⑦地這い栽培の場合の摘心のやり方(当社の地這い栽培に向く品種:節成地這みやのはた・霜知らず地這 きぬの輝き・おいしさ一番星)
地這栽培の場合はつるを伸ばす方向に敷きわらなどをします。株元から3~5節までに発生したわき芽や雌花は早めに取り除きます。はじめに伸びる親づるを7〜9節で摘心し、その親づるから発生した子づるを4本程度敷きわらの上に伸ばします。伸ばした子づるは畑の広さに応じて2〜2.5m位で芯を摘みます。子づるから発生する雌花がついた節から発生した孫づるは1〜2節で摘心します。
⑧追肥
1回目:親づるの雌花が開花した頃、1株あたり化成肥料で20gを株の周りに施します。
2回目:収穫が始まったら1株あたり化成肥料で20gを株の周りに施します。
3回目以降:以後、7〜10日間隔に1株あたり化成肥料で20gを株の周りに施します。これ以降は植物体の様子を見ながら、肥切れないように定期的に施します。

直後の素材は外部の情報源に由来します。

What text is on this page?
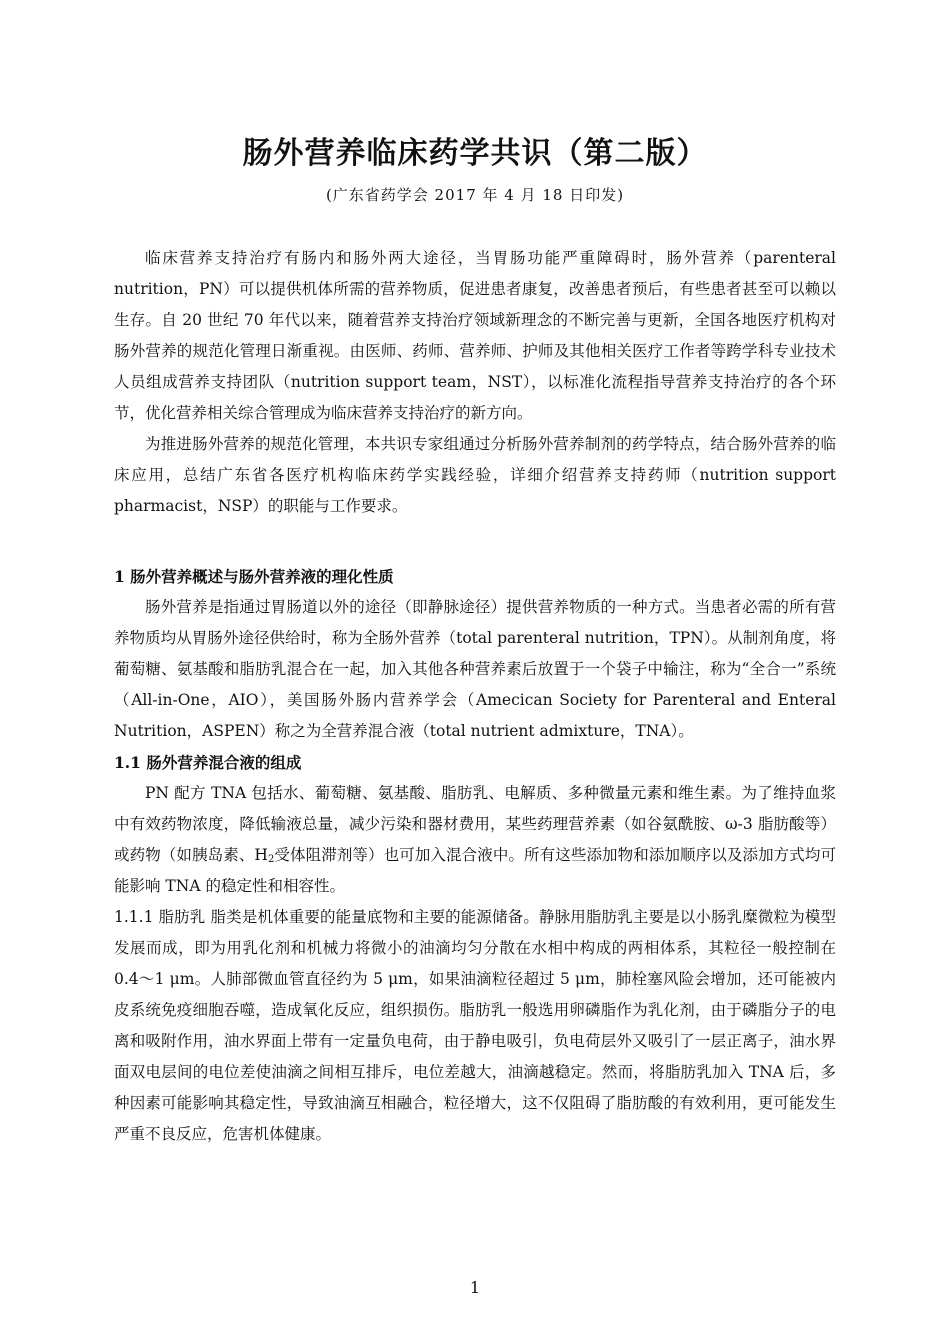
肠外营养临床药学共识（第二版）
(广东省药学会 2017 年 4 月 18 日印发)

临床营养支持治疗有肠内和肠外两大途径，当胃肠功能严重障碍时，肠外营养（parenteral nutrition，PN）可以提供机体所需的营养物质，促进患者康复，改善患者预后，有些患者甚至可以赖以生存。自 20 世纪 70 年代以来，随着营养支持治疗领域新理念的不断完善与更新，全国各地医疗机构对肠外营养的规范化管理日渐重视。由医师、药师、营养师、护师及其他相关医疗工作者等跨学科专业技术人员组成营养支持团队（nutrition support team，NST），以标准化流程指导营养支持治疗的各个环节，优化营养相关综合管理成为临床营养支持治疗的新方向。

为推进肠外营养的规范化管理，本共识专家组通过分析肠外营养制剂的药学特点，结合肠外营养的临床应用，总结广东省各医疗机构临床药学实践经验，详细介绍营养支持药师（nutrition support pharmacist，NSP）的职能与工作要求。

1 肠外营养概述与肠外营养液的理化性质

肠外营养是指通过胃肠道以外的途径（即静脉途径）提供营养物质的一种方式。当患者必需的所有营养物质均从胃肠外途径供给时，称为全肠外营养（total parenteral nutrition，TPN）。从制剂角度，将葡萄糖、氨基酸和脂肪乳混合在一起，加入其他各种营养素后放置于一个袋子中输注，称为“全合一”系统（All-in-One，AIO），美国肠外肠内营养学会（Amecican Society for Parenteral and Enteral Nutrition，ASPEN）称之为全营养混合液（total nutrient admixture，TNA）。

1.1 肠外营养混合液的组成

PN 配方 TNA 包括水、葡萄糖、氨基酸、脂肪乳、电解质、多种微量元素和维生素。为了维持血浆中有效药物浓度，降低输液总量，减少污染和器材费用，某些药理营养素（如谷氨酰胺、ω-3 脂肪酸等）或药物（如胰岛素、$H_2$受体阻滞剂等）也可加入混合液中。所有这些添加物和添加顺序以及添加方式均可能影响 TNA 的稳定性和相容性。

1.1.1 脂肪乳 脂类是机体重要的能量底物和主要的能源储备。静脉用脂肪乳主要是以小肠乳糜微粒为模型发展而成，即为用乳化剂和机械力将微小的油滴均匀分散在水相中构成的两相体系，其粒径一般控制在 0.4～1 μm。人肺部微血管直径约为 5 μm，如果油滴粒径超过 5 μm，肺栓塞风险会增加，还可能被内皮系统免疫细胞吞噬，造成氧化反应，组织损伤。脂肪乳一般选用卵磷脂作为乳化剂，由于磷脂分子的电离和吸附作用，油水界面上带有一定量负电荷，由于静电吸引，负电荷层外又吸引了一层正离子，油水界面双电层间的电位差使油滴之间相互排斥，电位差越大，油滴越稳定。然而，将脂肪乳加入 TNA 后，多种因素可能影响其稳定性，导致油滴互相融合，粒径增大，这不仅阻碍了脂肪酸的有效利用，更可能发生严重不良反应，危害机体健康。

1
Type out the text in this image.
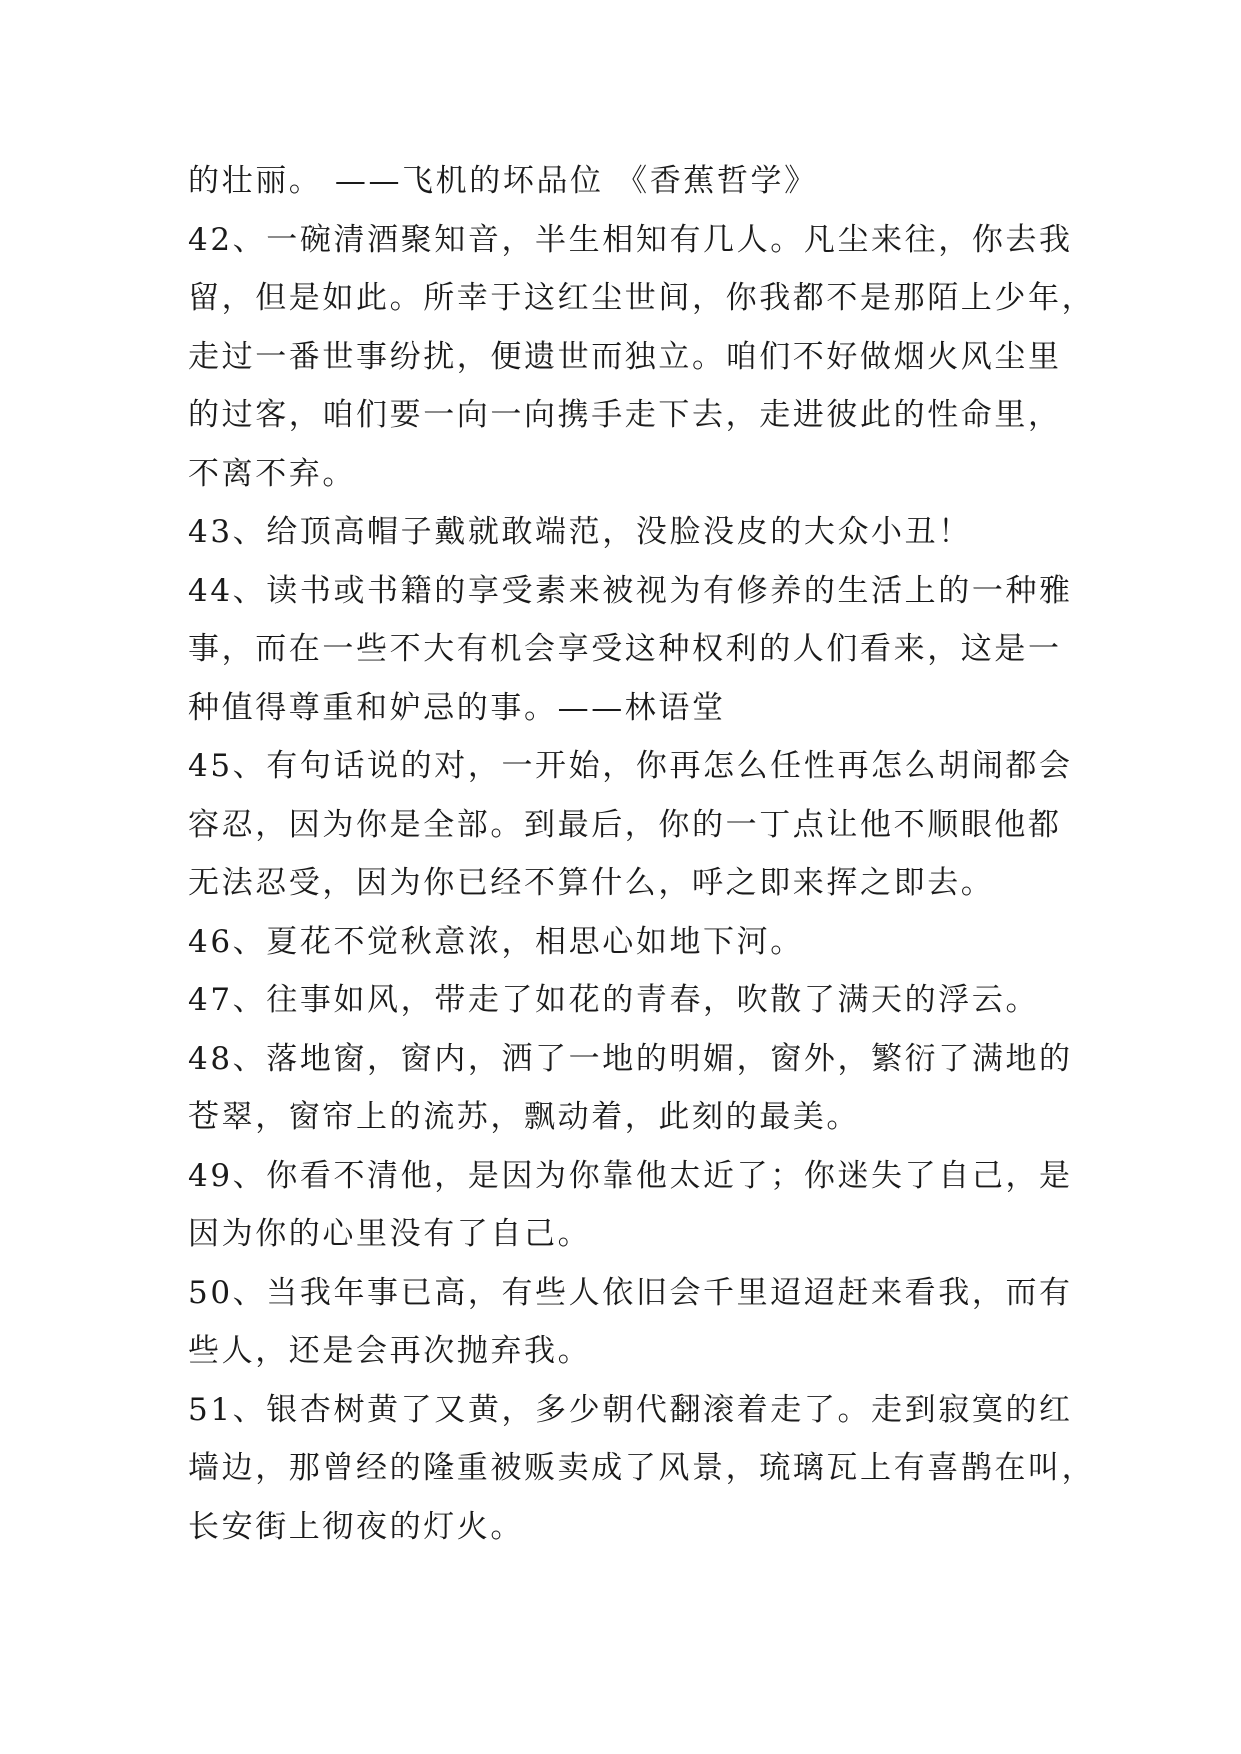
的壮丽。 ——飞机的坏品位 《香蕉哲学》
42、一碗清酒聚知音，半生相知有几人。凡尘来往，你去我
留，但是如此。所幸于这红尘世间，你我都不是那陌上少年，
走过一番世事纷扰，便遗世而独立。咱们不好做烟火风尘里
的过客，咱们要一向一向携手走下去，走进彼此的性命里，
不离不弃。
43、给顶高帽子戴就敢端范，没脸没皮的大众小丑！
44、读书或书籍的享受素来被视为有修养的生活上的一种雅
事，而在一些不大有机会享受这种权利的人们看来，这是一
种值得尊重和妒忌的事。——林语堂
45、有句话说的对，一开始，你再怎么任性再怎么胡闹都会
容忍，因为你是全部。到最后，你的一丁点让他不顺眼他都
无法忍受，因为你已经不算什么，呼之即来挥之即去。
46、夏花不觉秋意浓，相思心如地下河。
47、往事如风，带走了如花的青春，吹散了满天的浮云。
48、落地窗，窗内，洒了一地的明媚，窗外，繁衍了满地的
苍翠，窗帘上的流苏，飘动着，此刻的最美。
49、你看不清他，是因为你靠他太近了；你迷失了自己，是
因为你的心里没有了自己。
50、当我年事已高，有些人依旧会千里迢迢赶来看我，而有
些人，还是会再次抛弃我。
51、银杏树黄了又黄，多少朝代翻滚着走了。走到寂寞的红
墙边，那曾经的隆重被贩卖成了风景，琉璃瓦上有喜鹊在叫，
长安街上彻夜的灯火。
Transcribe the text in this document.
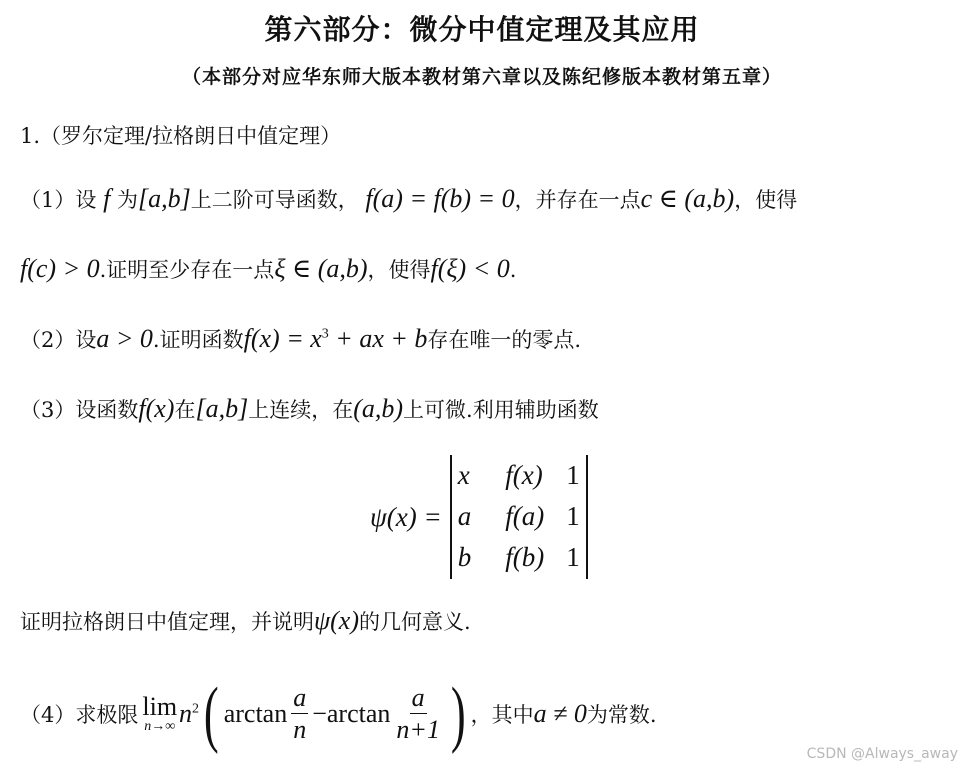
第六部分：微分中值定理及其应用
（本部分对应华东师大版本教材第六章以及陈纪修版本教材第五章）
1.（罗尔定理/拉格朗日中值定理）
（1）设 f 为[a,b]上二阶可导函数， f(a) = f(b) = 0，并存在一点c ∈ (a,b)，使得
f(c) > 0.证明至少存在一点ξ ∈ (a,b)，使得f(ξ) < 0.
（2）设a > 0.证明函数$f(x) = x^3$ + ax + b存在唯一的零点.
（3）设函数f(x)在[a,b]上连续，在(a,b)上可微.利用辅助函数
ψ(x) =
x	f(x)	1
a	f(a)	1
b	f(b)	1
证明拉格朗日中值定理，并说明ψ(x)的几何意义.
（4）求极限 lim
n→∞ $n^2$ ( $\arctan \frac{a}{n} - \arctan \frac{a}{n+1}$ ) ，其中 a ≠ 0 为常数.
CSDN @Always_away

液肥での追肥も効果的です。なお雨水だけに頼ることなく、定期的に水やりを行うことは肥料の効きを良くする上で有効です。なお水をやる場合、気温の高い時間帯を避けて涼しい朝夕に行います。
⑨その他の管理
病虫害の防除:
キュウリは栽培期間が長いこともあり、病気の発生の多い野菜です。べと病やうどんこ病はいったん発生するとなかなか止まりません。またアブラムシはウイルス病の感染源です。生育初期から定期的に農薬などを適切に使って予防します。
葉かき:
親づるを摘心した頃、株元から5枚までの本葉を取り除きます。病気の葉や黄色くなった葉も早めに取り除きます。緑で元気な葉でも、それより下の葉や果実、伸びている子づるや孫づるの芯先への光を妨げることになりますから、1週間に2〜3枚程度を定期的に取り除きます。
摘果:
摘果とは雌花が開花して収穫までに雌花が曲がっていたり、尻が太くなった形の悪い果実を小さいうちに取り除くことを言います。株の勢いを回復させるには最適な管理方法の一つです。開花が終わってすぐの小さい時に取り除くことで、植物体の負担を軽減しキュウリを長期間栽培することができるようになります。
⑩収穫
果実は18cm以上になったら収穫できます。とり遅れると食味が落ちるだけでなく、株に負担がかかり、連続して果実が成りません。夏場はあっと言う間に大きくなりますから、毎日確認して、若干小さめでも収穫していくと株も長持ちして長期間収穫を楽しめます。もし株の勢いがなくなり、芯の伸びが弱くなった場合は、思い切って小さな果実まで収穫することをお勧めします。